En el centro de la mesa se ve un fuego tenue. No es la llama de las brasas rojas ni el crepitar de una parrilla de asado. Es, más bien, un calor controlado, muy paciente, algunos dirían que es casi ritual. Alrededor, los cocineros se mueven con la paciencia que da haber entendido que el tiempo también es un ingrediente. Están en una robata —o robatayaki—, el corazón de una tradición japonesa que convierte el acto de asar en un gesto de unión.
La palabra robata viene de robatayaki, que se traduce literalmente como “cocina a la brasa junto al hogar”. Su origen remite a los pescadores del norte de Japón, en la región de Hokkaido, que improvisaban parrillas de carbón dentro de sus botes o en las casas comunales para preparar los pescados recién atrapados. Usaban un irori, un fogón cuadrado de tierra y ceniza, donde el carbón ardía bajo una cuadrícula metálica. Allí asaban mariscos, verduras, cortes de cerdo o pollo, y los compartían con sake entre historias de mar.

La escena de hoy es muy diferente, pero el espíritu sigue intacto. En los restaurantes robata contemporáneos, la parrilla ocupa el centro del espacio, incluso, hay lugares en los que esta es portátil.
Homenaje y transformación
El fuego ya no está en el piso, sino elevado sobre un altar de madera. En algunos casos, no hay mesas en el centro del salón. Hay barras que rodean la robata como si se tratara de un escenario. Los comensales miran de frente a los cocineros y a sus fuegos: aquí se viene a ver, a oler y a escuchar cómo se transforma un trozo de pescado al contacto con el carbón. Cada vuelta de pinza ocurre a la vista. Aunque no hay espectáculo, sí hay una especie de ceremonia.
En Japón, el humo tiene una densidad distinta en una robata. No ahoga ni molesta. Flota y se integra al ambiente. Es el humo del binchotan, el carbón vegetal japonés hecho de roble ubamegashi, que arde a temperaturas altísimas sin desprender olores invasivos. Deja que los ingredientes hablen: que la grasa del salmón se funda apenas y caiga en gotas lentas sobre el carbón, que el espárrago verde conserve su crujido, que la berenjena se vuelva sedosa por dentro, pero mantenga su piel firme.
El cocinero, en una robata, se encarga de que todo exista en equilibrio. Su trabajo principal es respetar el ingrediente. Por eso, antes de asar, se marina, se sala, se baña en salsa. El tiempo de cocción se mide con la mirada. El fuego no se sube ni se baja: se interpreta. Cuando uno se sienta frente a la robata, percibe un latido que emana del fuego: no es un golpe, es un susurro cálido.

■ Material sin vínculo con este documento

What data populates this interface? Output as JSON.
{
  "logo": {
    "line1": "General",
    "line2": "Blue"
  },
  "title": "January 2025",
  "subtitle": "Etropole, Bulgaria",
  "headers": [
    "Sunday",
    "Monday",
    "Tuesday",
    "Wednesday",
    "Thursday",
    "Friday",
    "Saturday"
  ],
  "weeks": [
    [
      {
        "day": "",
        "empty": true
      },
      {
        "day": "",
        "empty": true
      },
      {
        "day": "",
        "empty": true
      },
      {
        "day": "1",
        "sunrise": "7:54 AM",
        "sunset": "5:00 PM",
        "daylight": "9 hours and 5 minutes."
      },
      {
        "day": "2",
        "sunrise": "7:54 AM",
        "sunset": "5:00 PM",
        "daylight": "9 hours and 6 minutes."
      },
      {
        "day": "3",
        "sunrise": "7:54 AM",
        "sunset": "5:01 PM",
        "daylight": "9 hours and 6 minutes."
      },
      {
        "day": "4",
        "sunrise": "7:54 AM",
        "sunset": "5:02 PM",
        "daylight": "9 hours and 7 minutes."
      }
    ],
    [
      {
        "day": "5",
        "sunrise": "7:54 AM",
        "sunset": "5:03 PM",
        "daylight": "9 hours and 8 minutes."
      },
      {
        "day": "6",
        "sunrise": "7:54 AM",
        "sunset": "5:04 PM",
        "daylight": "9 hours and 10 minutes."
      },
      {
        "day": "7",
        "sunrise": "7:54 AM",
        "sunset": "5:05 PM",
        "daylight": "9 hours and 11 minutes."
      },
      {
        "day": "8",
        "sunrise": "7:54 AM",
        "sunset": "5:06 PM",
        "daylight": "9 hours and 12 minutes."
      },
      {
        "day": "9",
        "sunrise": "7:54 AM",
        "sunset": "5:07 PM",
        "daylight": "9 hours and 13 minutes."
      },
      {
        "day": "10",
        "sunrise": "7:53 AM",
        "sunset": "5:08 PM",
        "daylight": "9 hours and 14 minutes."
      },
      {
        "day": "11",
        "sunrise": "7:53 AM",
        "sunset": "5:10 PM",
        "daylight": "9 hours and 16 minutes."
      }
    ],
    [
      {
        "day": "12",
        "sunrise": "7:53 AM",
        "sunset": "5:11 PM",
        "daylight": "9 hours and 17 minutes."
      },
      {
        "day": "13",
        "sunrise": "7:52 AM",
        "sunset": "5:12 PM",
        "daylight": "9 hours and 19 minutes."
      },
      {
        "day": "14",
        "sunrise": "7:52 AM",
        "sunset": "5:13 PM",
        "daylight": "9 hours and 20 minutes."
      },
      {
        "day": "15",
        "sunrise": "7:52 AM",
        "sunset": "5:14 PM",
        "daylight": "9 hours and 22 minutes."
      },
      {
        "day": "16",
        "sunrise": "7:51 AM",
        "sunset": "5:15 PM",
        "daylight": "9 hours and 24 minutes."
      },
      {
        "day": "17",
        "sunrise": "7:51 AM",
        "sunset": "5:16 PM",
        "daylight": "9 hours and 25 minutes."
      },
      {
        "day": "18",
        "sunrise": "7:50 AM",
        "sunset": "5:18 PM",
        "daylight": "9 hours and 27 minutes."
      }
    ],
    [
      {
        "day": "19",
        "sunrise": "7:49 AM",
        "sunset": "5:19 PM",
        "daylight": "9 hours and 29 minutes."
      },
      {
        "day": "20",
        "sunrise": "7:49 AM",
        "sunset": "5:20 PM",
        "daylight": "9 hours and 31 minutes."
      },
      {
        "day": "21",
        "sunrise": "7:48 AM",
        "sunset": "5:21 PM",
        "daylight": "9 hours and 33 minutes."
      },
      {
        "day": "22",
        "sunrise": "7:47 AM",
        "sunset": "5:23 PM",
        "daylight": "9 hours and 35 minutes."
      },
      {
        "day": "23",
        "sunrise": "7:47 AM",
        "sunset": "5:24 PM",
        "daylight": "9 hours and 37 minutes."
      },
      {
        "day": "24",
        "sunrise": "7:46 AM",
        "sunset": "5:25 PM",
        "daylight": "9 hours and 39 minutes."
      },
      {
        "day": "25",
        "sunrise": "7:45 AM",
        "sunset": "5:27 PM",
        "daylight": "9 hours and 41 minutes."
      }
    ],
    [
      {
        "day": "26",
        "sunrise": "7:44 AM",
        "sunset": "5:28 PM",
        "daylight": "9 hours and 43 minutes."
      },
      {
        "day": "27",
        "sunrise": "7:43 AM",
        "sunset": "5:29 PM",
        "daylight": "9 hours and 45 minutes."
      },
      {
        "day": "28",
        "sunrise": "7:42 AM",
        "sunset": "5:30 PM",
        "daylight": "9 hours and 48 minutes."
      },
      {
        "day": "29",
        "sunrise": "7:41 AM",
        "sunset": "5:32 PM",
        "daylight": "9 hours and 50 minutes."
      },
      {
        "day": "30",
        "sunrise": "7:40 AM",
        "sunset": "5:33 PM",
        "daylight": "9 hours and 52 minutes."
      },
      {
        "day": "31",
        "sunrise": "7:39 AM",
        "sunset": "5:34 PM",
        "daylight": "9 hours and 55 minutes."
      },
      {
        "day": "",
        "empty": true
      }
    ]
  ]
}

Los pinchos (kushiyaki) son el formato más habitual. Cortes pequeños, pensados para comerse de un solo bocado: muslo de pollo con cebolla larga, tocino con espárragos, calamares miniatura con una gota de limón. Cada bocado tiene una textura propia, una temperatura precisa. La cocina robata no se basa en salsas complejas ni en montajes rebuscados. Lo importante es el punto, la secuencia, la progresión del menú.
En Tokio, los restaurantes robata suelen ser íntimos, oscuros, casi escondidos. En Occidente, han mutado hacia lo espectacular: luces tenues, decoración minimalista, platos servidos con pinzas de bambú. Pero, incluso, en su versión más cosmopolita, conservan una especie de reverencia por el ingrediente. La robata es cocina de raíz, de producto, de técnica precisa.

En Medellín comienzan a aparecer propuestas que reviven esta forma de asar. No es una moda pasajera: es la búsqueda de una cocina más esencial, más directa. En tiempos donde la velocidad impone su lógica, la robata se detiene. Obliga a mirar cómo se dora una piel, cómo se carameliza una salsa, cómo se sirve con dos manos un plato mínimo.
Porque en la robata no se corre. No se habla fuerte. No se come distraído. Se espera, se observa, se agradece. En el fondo, más que un estilo de cocina, es una filosofía. Un homenaje al fuego que no abrasa, sino transforma.